下一回,老扁担挑上来玻璃与镜子,却还是碎了边角。聂文彦说:“老扁担哪老扁担,我叫你老祖宗好不好?我敬请你当心一点好不好?”老扁担总是没有言语的,低着头,抱着扁担,僵直地站着。聂文彦围着老扁担抓他的视线,一定要对着老扁担眼睛说话。她说:“你看你,头发也都花白了,做人的艰辛,也该懂一点了,人情世故,心里也该有一点谱的,我们对你这么好,又是香烟又是水果,你还知道不知道?你为什么担担都有破损?这么的不当心不体恤人?玻璃与镜子,都是多贵的东西啊!”聂文彦千说万说,急得脸也煞白,嘴角也冒白沫,要求老扁担给她一句话。老扁担就说了一句话:“我当心了。”

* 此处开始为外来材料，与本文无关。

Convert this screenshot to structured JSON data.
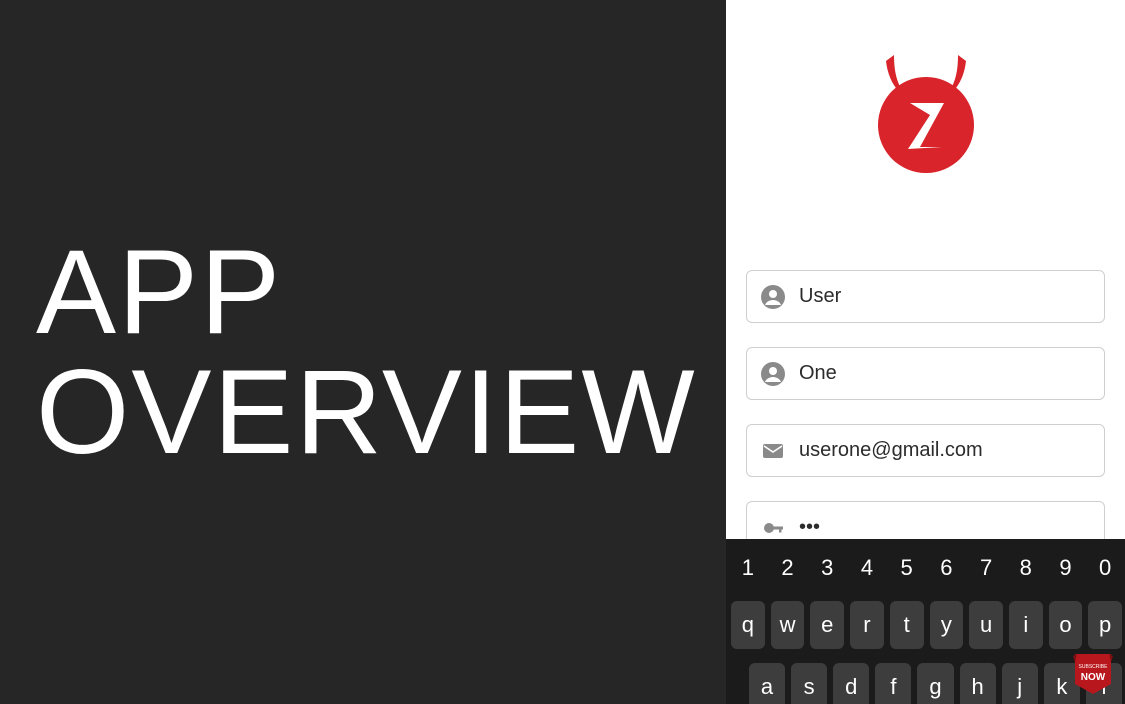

我们去找了张华。看看她有没有办法,再在外面马路上找一个扁担。张华说:“外面的扁担随便进来接活?他敢?不通过表弟认可和安排,他不要命了?”我们一听,便再没有力气坚持与计较了。张华带了我们,到别的人家看了看。发现凡爬高楼的扁担,无不常有材料的破损。因为按每担计算工钱,都急,都巴不得多挑几担上楼,挑到后来,力气没有了,腿都打颤了,哪里还稳得住担子?相比之下,老扁担并不是最糟糕的,我们更是无言了。张华说:“你们看看这些农民工吃的什么?餐餐都是大馒头就腌菜,汤就是龙头里面的自来水,哪里有力气挑重啊,也是在拚命了。”大家都无话可说。回去,硬着头皮,把装修进行到底。聂文彦的心劲也终于耗尽了,每当看着老扁担卸下破砖烂瓦,只是抓住自己胸口的衣服,欲哭无泪。王鸿图也默着脸,不再给老扁担香烟了。
却不料,装修竣工,老扁担来结账,递过一张皱巴巴的记工单。我已经在掏钱了,聂文彦说:“慢!”聂文彦王鸿图夫妇一算,老扁担却还是按四毛五收费的。

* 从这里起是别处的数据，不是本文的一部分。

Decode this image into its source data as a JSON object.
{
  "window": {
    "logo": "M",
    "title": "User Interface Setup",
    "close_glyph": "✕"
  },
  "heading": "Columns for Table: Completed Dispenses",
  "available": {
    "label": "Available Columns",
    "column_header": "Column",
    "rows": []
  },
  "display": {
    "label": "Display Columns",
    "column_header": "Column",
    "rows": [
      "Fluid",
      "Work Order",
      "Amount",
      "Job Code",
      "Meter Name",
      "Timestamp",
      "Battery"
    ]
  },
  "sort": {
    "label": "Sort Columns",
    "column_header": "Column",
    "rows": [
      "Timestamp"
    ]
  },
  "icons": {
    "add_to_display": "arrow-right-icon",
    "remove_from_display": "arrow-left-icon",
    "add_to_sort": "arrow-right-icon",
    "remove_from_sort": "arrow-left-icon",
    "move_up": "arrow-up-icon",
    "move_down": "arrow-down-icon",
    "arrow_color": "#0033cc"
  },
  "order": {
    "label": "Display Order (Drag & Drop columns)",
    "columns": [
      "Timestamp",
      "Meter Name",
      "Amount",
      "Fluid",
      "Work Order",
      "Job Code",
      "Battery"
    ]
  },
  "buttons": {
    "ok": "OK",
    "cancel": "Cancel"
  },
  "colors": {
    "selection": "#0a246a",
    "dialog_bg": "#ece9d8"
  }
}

好一阵子,是愤怒的沉默。聂文彦眼睛睁得鸡蛋大,特别的吃惊与懵懂,好像一个突然撞上了考试的女学生。王鸿图到底是男人,心理承受能力强得多。王鸿图试图与老扁担说通道理,他说:“当初就是因为表弟要高价,我们才找你的,是不是?你同意了,是不是?到头来怎么还是要高价?既然你也要要高价,我们何必特意找你,谁挑不都是一样?是不是?既然表弟不收你的管理费了,你何必还要我们高价呢,是不是?”
要工钱的关键时候,老扁担也说话,说得也还是简单。老扁担说:“我什么都不知道,只知道你们非得要我挑,你们没有说不是这个价,家家户户都是这个价。”
现在是我们没有话说了。无须回忆,都是眼前的事情。聂文彦确实没有明确告诉老扁担是什么价格,因为一切都是明摆着的。
聂文彦说:“可恶!实在太可恶了!”
老扁担再不说话,就只是抱了他的扁担,站在我们两家门口,一动不动,单是伸手要钱。
王鸿图说:“两毛五。”
老扁担坚决摇头。
王鸿图说:“好吧,三角!”
老扁担还是坚决摇头。
这一下子把聂文彦恨得,再也无法保持平日的端庄,两手胡乱挥舞,面部纠扯歪斜,一开口,声音也是劈的了,她叫道:“真是不知好歹!你们这些乡下人,真是不知好歹!那么,被你损坏的东西呢?损坏东西要赔偿,这也是天经地义的吧?如果按照物价赔偿,你全部的工钱都是不够的,你知道不知道?”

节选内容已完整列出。